Yirendai is the peer-to-peer lending offspring of wealth management platform CreditEase. News has been swirling around the platform’s IPO on the New York Stock Exchange since the its confidential filing confidentially on 27 February 2015. When word first broke of the listing, it was said that Yirendai planned to raise approximately $300m at a valuation of around $2bn. Both figures have fallen a fair way since, with Yirendai ultimately going public at the mid-point of $9 to $11 price range.
The aftermath of the listing has seen the Chinese peer-to-peer platform’s share price decline.
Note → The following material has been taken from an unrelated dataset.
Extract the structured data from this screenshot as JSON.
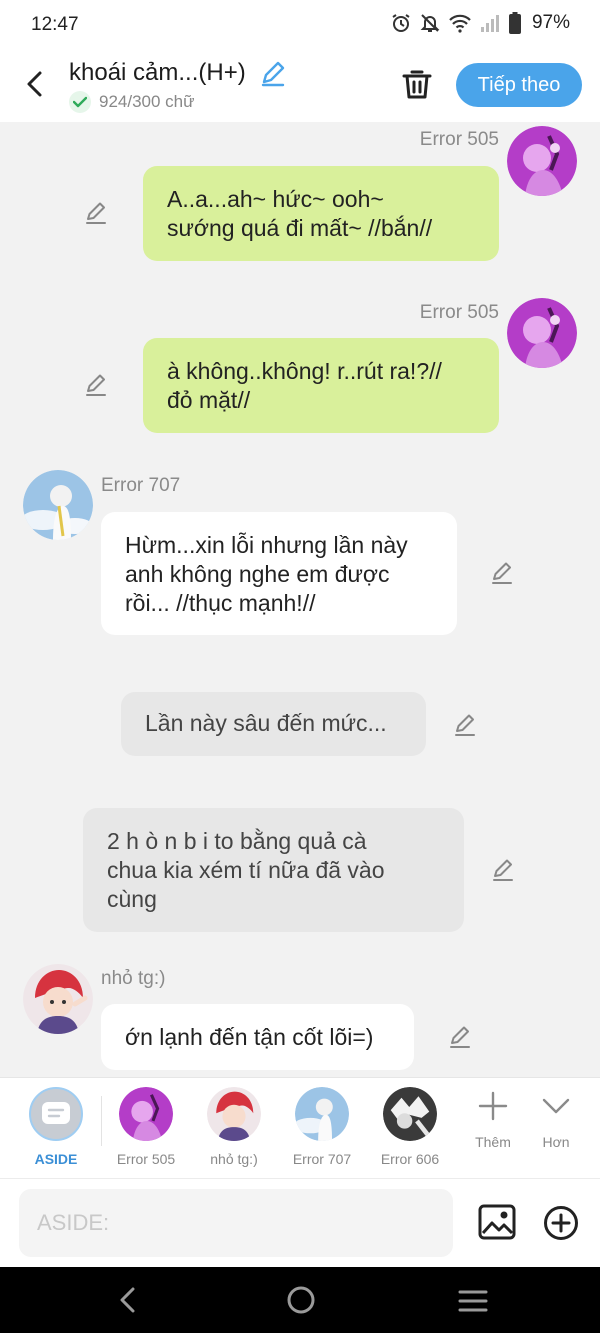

At its nadir, the price per share stood at $8.35, but has recovered somewhat to $9.10 today – according to Bloomberg. The IPO was sold on the strength of Yirendai’s c. 6.7m registered users, 99,000 active borrowers, 186,000 active investors, $1.38bn of cumulative lending, and revenues to date of $138m. Each number in isolation paints a pretty picture, but a number of concerns have been raised over the Yirendai business model over the past 9 months.
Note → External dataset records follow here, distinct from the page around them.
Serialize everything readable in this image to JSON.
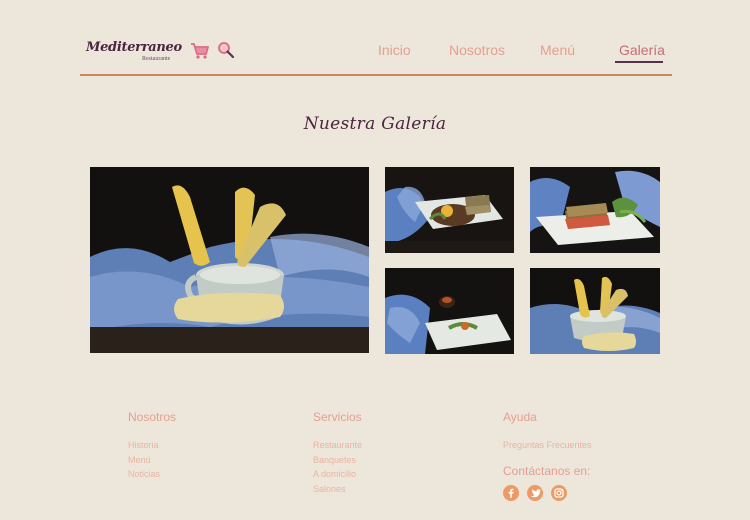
{
  "header": {
    "logo": {
      "name": "Mediterraneo",
      "subtitle": "Restaurante"
    },
    "icons": {
      "cart": "cart-icon",
      "search": "search-icon"
    },
    "nav": [
      {
        "label": "Inicio"
      },
      {
        "label": "Nosotros"
      },
      {
        "label": "Menú"
      },
      {
        "label": "Galería",
        "active": true
      }
    ]
  },
  "main": {
    "title": "Nuestra Galería",
    "photos": [
      {
        "subject": "corn in white mug on blue checkered cloth"
      },
      {
        "subject": "sandwich on plate with blue cloth"
      },
      {
        "subject": "sandwich with greens on white plate"
      },
      {
        "subject": "dish with sauce on white plate"
      },
      {
        "subject": "corn in white mug"
      }
    ]
  },
  "footer": {
    "nosotros": {
      "heading": "Nosotros",
      "links": [
        "Historia",
        "Menú",
        "Noticias"
      ]
    },
    "servicios": {
      "heading": "Servicios",
      "links": [
        "Restaurante",
        "Banquetes",
        "A domicilio",
        "Salones"
      ]
    },
    "ayuda": {
      "heading": "Ayuda",
      "links": [
        "Preguntas Frecuentes"
      ]
    },
    "contact": {
      "heading": "Contáctanos en:",
      "social": [
        "facebook-icon",
        "twitter-icon",
        "instagram-icon"
      ]
    }
  },
  "colors": {
    "background": "#ede6da",
    "nav_text": "#e59f91",
    "accent_dark": "#5a2f56",
    "rule": "#c9875b",
    "social": "#ed9a64"
  }
}
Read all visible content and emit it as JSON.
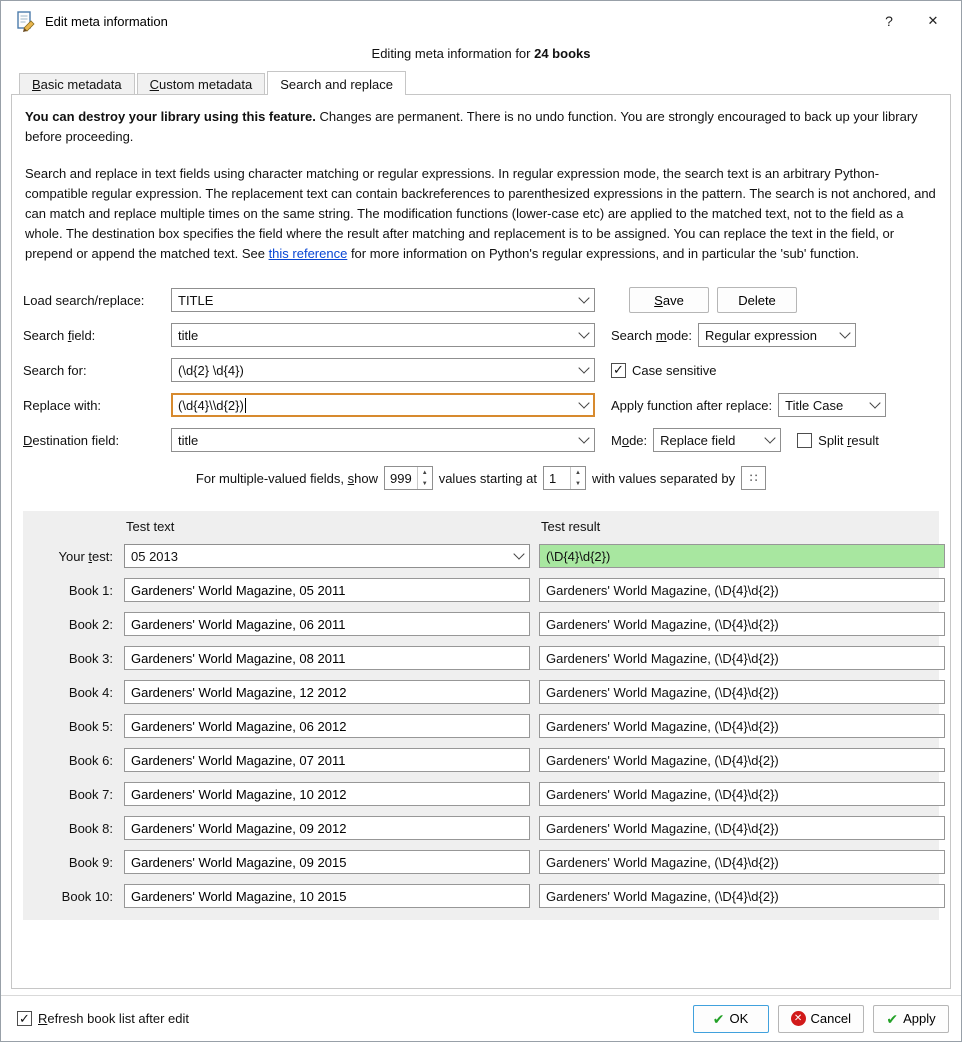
{
  "window": {
    "title": "Edit meta information",
    "help_label": "?",
    "close_label": "✕"
  },
  "header": {
    "caption_prefix": "Editing meta information for ",
    "caption_bold": "24 books"
  },
  "tabs": [
    {
      "label": "&Basic metadata"
    },
    {
      "label": "&Custom metadata"
    },
    {
      "label": "Search and replace"
    }
  ],
  "intro": {
    "warning_bold": "You can destroy your library using this feature.",
    "warning_rest": " Changes are permanent. There is no undo function. You are strongly encouraged to back up your library before proceeding.",
    "description_before_link": "Search and replace in text fields using character matching or regular expressions. In regular expression mode, the search text is an arbitrary Python-compatible regular expression. The replacement text can contain backreferences to parenthesized expressions in the pattern. The search is not anchored, and can match and replace multiple times on the same string. The modification functions (lower-case etc) are applied to the matched text, not to the field as a whole. The destination box specifies the field where the result after matching and replacement is to be assigned. You can replace the text in the field, or prepend or append the matched text. See ",
    "link_text": "this reference",
    "description_after_link": " for more information on Python's regular expressions, and in particular the 'sub' function."
  },
  "form": {
    "load_label": "Load search/replace:",
    "load_value": "TITLE",
    "save_button": "&Save",
    "delete_button": "Delete",
    "search_field_label": "Search &field:",
    "search_field_value": "title",
    "search_mode_label": "Search &mode:",
    "search_mode_value": "Regular expression",
    "search_for_label": "Search for:",
    "search_for_value": "(\\d{2} \\d{4})",
    "case_sensitive_label": "Case sensitive",
    "replace_with_label": "Replace with:",
    "replace_with_value": "(\\d{4}\\\\d{2})",
    "apply_function_label": "Apply function after replace:",
    "apply_function_value": "Title Case",
    "destination_label": "&Destination field:",
    "destination_value": "title",
    "mode_label": "M&ode:",
    "mode_value": "Replace field",
    "split_result_label": "Split &result",
    "multi_label_1": "For multiple-valued fields, &show",
    "multi_show_value": "999",
    "multi_label_2": "values starting at",
    "multi_start_value": "1",
    "multi_label_3": "with values separated by",
    "multi_separator": "∷"
  },
  "test": {
    "col_test_text": "Test text",
    "col_test_result": "Test result",
    "your_test_label": "Your &test:",
    "your_test_value": "05 2013",
    "your_test_result": "(\\D{4}\\d{2})",
    "books": [
      {
        "label": "Book 1:",
        "text": "Gardeners' World Magazine, 05 2011",
        "result": "Gardeners' World Magazine, (\\D{4}\\d{2})"
      },
      {
        "label": "Book 2:",
        "text": "Gardeners' World Magazine, 06 2011",
        "result": "Gardeners' World Magazine, (\\D{4}\\d{2})"
      },
      {
        "label": "Book 3:",
        "text": "Gardeners' World Magazine, 08 2011",
        "result": "Gardeners' World Magazine, (\\D{4}\\d{2})"
      },
      {
        "label": "Book 4:",
        "text": "Gardeners' World Magazine, 12 2012",
        "result": "Gardeners' World Magazine, (\\D{4}\\d{2})"
      },
      {
        "label": "Book 5:",
        "text": "Gardeners' World Magazine, 06 2012",
        "result": "Gardeners' World Magazine, (\\D{4}\\d{2})"
      },
      {
        "label": "Book 6:",
        "text": "Gardeners' World Magazine, 07 2011",
        "result": "Gardeners' World Magazine, (\\D{4}\\d{2})"
      },
      {
        "label": "Book 7:",
        "text": "Gardeners' World Magazine, 10 2012",
        "result": "Gardeners' World Magazine, (\\D{4}\\d{2})"
      },
      {
        "label": "Book 8:",
        "text": "Gardeners' World Magazine, 09 2012",
        "result": "Gardeners' World Magazine, (\\D{4}\\d{2})"
      },
      {
        "label": "Book 9:",
        "text": "Gardeners' World Magazine, 09 2015",
        "result": "Gardeners' World Magazine, (\\D{4}\\d{2})"
      },
      {
        "label": "Book 10:",
        "text": "Gardeners' World Magazine, 10 2015",
        "result": "Gardeners' World Magazine, (\\D{4}\\d{2})"
      }
    ]
  },
  "footer": {
    "refresh_label": "&Refresh book list after edit",
    "ok_label": "OK",
    "cancel_label": "Cancel",
    "apply_label": "Apply"
  },
  "colors": {
    "focus_border": "#d78a2e",
    "result_ok_bg": "#a8e7a0",
    "link": "#0846d4",
    "default_button_border": "#41a1dd",
    "check_green": "#23a127",
    "cancel_red": "#d11a1a"
  }
}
The revenue number stands out above the rest. The CreditEase spin-off has somehow managed to eek out around 10% of the value of its entire loan book in revenues – which is unheard of in say the UK or US peer-to-peer lending space. A number of industry commentators have suggested that such a revenue model will ultimately prove unsustainable.
The Yirendai share price will be well worth tracking. Both Lufax and China Rapid Finance are planning IPOs for 2016, and both look set to be significantly larger than the Yirendai offering – which should nonetheless serve as a useful yardstick.